The impact of marginal ice zone processes on the distribution of 21OPb, 21OPo and 234Th and implications for new production in the Bellingshausen Sea, Antarctica

Abstract

The vertical distributions of 21OPb, 210Po and 234Th in both dissolved and particulate phases of seawater were measured at five stations along the 85°W meridian in the Bellingshausen Sea, Antarctica. Sea-ice conditions during the expedition ranged from fully ice-covered (fast ice) to open water away from the marginal ice zone. Concurrent primary productivity and algal chlorophyll measurements revealed a band of high productivity at approximately 67°30′S, which remained in a rather static location during ice melt-back. Along the transect a progressive increase in removal (“scavenging”) and sinking of 210Pb, 210Po and 234Th occurred towards the north (open water conditions). Application of a simple, irreversible scavenging model, and particulate organic carbon and organic nitrogen to radionuclide ratios measured on suspended particulate matter, allows the calculation of export production for this region. Under fast ice conditions some removal of phytodetritus from the euphotic zone was observed (1–2 mgC m −2 day −1), representing a low proportion of the primary production ( f-ratio of 0.02). Near the Antarctic continental margin upwelling of regenerated dissolved 210Po was found.

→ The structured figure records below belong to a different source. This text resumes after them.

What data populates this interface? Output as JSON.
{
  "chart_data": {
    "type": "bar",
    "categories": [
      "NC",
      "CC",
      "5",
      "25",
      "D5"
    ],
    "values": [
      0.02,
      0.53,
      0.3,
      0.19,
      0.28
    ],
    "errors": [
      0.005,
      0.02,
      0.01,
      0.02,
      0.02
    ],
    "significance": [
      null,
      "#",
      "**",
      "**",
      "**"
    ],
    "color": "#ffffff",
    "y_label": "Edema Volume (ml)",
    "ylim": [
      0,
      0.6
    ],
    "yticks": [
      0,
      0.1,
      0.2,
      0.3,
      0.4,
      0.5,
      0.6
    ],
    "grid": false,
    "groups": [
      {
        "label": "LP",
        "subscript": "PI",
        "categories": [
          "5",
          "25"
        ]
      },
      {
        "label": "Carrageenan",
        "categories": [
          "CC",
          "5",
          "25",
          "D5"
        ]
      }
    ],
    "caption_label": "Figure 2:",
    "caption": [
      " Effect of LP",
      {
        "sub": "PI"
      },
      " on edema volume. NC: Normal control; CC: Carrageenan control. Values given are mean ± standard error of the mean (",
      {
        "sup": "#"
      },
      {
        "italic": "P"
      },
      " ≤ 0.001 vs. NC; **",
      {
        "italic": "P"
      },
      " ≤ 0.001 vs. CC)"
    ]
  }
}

At the open water site near the algal band, new production had risen to 27–252 mgC m −2 day −1, but a greater proportion of the original primary production was removed by sinking detritus ( f-ratio of 0.03–0.33). Comparison of 210Po and 234Th as tracers of of export production indicates considerable differences, with 210Po yielding rather lower rates of export flux compared to 234Th Radionuclide estimates of new production are significantly greater than those obtained by traditional sediment trap methods. This may be due to the dynamic nature (short duration and spatial variability) of algal growth in the Southern Ocean.